Ottimo per il colpo d’occhio e la viralità, ma fallace nella sostanza: il rapporto “spesa pubblica per istruzione su spesa pubblica totale” non ci dice quanto spendiamo in istruzione, ma quanta parte della spesa è dedicata all’istruzione. Come ogni rapporto dipende da un numeratore e un denominatore, ma rispetto a molti altri paesi europei non è il numeratore ad essere minore, bensì il denominatore ad essere più corposo: in Italia la previdenza pubblica spende in pensioni più di qualsiasi altro paese europeo, complice la durata della vita più lunga.

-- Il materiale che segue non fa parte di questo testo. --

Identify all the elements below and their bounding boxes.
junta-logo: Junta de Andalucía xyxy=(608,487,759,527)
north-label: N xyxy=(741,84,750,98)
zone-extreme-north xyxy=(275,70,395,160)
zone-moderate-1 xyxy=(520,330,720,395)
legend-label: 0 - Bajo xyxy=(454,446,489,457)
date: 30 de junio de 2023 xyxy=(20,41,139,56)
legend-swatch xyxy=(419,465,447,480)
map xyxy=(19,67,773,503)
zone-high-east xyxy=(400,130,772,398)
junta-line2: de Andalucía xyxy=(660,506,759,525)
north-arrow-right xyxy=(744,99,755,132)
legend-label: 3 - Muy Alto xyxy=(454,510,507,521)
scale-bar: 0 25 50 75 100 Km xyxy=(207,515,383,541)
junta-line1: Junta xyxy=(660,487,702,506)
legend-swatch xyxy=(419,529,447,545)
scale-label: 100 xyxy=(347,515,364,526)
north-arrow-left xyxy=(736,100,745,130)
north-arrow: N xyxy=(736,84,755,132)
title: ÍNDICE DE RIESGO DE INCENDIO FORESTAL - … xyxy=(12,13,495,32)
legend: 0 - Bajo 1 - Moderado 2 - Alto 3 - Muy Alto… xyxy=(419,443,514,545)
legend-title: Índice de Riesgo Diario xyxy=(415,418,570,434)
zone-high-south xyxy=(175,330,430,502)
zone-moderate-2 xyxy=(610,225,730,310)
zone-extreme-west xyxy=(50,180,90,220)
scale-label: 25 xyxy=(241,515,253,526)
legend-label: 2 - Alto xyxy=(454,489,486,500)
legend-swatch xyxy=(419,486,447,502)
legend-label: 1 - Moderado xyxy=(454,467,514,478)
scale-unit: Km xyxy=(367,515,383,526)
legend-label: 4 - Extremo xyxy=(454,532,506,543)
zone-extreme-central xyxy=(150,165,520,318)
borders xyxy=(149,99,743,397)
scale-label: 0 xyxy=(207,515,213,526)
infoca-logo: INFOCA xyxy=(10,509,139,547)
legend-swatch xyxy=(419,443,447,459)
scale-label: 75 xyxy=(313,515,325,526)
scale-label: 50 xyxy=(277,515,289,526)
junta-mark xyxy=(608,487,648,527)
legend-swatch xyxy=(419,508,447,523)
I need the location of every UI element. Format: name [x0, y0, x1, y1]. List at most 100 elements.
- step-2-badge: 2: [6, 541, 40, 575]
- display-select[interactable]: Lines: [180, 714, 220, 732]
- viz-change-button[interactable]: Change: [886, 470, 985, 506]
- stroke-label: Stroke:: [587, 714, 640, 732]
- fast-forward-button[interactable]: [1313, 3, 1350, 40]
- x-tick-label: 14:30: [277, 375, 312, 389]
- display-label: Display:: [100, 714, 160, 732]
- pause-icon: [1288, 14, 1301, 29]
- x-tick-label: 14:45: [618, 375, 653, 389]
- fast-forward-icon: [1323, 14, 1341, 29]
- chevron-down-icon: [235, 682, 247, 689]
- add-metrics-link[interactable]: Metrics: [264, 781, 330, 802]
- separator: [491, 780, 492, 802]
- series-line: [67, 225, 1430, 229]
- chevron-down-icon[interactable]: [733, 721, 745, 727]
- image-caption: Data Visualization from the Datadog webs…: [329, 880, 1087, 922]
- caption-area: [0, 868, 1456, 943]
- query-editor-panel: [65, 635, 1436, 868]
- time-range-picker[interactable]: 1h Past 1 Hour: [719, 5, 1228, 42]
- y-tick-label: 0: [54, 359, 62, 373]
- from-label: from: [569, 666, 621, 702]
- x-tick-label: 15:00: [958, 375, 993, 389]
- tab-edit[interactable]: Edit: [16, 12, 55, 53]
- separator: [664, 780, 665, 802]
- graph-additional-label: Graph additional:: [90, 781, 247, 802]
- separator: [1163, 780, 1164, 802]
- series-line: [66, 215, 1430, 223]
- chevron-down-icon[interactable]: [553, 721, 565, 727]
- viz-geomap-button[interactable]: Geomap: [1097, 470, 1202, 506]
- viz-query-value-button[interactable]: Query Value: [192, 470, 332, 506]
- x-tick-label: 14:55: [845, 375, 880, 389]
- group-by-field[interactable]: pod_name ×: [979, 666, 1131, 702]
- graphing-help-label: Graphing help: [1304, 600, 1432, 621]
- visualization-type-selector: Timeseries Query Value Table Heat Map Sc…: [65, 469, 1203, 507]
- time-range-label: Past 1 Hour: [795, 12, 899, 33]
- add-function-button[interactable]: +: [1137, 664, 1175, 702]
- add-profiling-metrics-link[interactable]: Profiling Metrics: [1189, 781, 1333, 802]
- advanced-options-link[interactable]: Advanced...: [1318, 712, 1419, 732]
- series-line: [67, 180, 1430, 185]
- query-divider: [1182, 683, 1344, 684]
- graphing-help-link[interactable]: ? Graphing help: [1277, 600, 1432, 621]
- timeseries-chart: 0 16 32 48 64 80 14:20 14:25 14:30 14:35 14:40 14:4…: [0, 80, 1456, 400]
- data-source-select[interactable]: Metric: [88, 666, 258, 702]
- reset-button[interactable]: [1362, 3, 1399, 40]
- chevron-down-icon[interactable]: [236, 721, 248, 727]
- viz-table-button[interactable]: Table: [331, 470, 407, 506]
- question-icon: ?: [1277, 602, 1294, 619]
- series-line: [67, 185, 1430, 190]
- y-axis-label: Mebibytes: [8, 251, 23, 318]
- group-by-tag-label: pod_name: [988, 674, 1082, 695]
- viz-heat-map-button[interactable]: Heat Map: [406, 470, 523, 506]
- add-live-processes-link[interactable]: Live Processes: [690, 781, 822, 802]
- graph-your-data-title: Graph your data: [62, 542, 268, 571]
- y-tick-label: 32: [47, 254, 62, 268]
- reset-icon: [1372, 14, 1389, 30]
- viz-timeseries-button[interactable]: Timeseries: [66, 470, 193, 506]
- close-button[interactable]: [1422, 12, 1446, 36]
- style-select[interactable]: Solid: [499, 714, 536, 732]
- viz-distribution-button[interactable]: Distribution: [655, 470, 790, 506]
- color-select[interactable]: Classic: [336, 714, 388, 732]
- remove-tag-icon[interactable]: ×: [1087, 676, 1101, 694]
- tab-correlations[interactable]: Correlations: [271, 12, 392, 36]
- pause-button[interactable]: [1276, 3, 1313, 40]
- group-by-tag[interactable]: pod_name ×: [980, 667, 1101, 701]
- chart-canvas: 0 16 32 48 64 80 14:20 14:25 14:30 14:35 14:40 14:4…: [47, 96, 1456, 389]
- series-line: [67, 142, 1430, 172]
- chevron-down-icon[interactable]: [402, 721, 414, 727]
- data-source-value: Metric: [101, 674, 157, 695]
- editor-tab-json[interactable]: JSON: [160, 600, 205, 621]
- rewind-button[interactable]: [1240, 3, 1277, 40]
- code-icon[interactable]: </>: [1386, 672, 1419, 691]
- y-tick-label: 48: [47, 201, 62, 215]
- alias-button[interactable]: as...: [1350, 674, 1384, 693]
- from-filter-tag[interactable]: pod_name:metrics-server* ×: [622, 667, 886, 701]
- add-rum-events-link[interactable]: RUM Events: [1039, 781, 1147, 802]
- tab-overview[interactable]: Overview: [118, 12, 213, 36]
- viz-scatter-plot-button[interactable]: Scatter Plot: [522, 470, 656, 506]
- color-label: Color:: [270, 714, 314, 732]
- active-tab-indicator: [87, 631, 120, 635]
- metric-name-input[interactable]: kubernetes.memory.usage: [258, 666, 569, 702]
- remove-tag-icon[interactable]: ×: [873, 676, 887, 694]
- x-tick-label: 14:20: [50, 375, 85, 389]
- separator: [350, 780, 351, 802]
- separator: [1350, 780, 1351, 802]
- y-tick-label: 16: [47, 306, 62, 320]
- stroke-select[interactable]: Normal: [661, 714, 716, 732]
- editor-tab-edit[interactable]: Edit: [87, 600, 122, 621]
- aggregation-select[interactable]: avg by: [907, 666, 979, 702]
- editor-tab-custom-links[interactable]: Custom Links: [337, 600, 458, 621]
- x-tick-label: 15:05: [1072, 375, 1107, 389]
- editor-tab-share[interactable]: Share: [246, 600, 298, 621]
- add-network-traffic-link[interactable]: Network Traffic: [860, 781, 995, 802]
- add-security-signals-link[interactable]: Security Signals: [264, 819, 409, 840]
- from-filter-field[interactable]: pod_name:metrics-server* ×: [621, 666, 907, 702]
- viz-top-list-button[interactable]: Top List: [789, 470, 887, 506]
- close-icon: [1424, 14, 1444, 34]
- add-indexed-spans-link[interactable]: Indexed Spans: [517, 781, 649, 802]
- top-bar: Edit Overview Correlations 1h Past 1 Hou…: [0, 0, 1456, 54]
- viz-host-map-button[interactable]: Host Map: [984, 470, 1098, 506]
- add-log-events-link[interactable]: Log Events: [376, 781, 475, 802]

Se avessimo scelto un indicatore più onesto, come ad esempio quello individuato da Eurostat, cioè la spesa pubblica per studente a parità di potere d’acquisto, scopriremmo che l’Italia è poco sotto la media UE e che Lituania e Lettonia, paesi in cima alla classifica riportata nell’infografica, in realtà spendono la metà di quanto spende l’Italia; l’Estonia, seconda nella tabella dell’infografica, in realtà spende due terzi di quanto spende l’Italia per ciascuno studente.
Una cosa è certa: se perfino commentatori navigati cadono in questi banali tranelli della statistica, evidentemente l’istruzione in Italia non sta facendo un buon lavoro, a prescindere da quanti soldi ci si rovesciano dentro.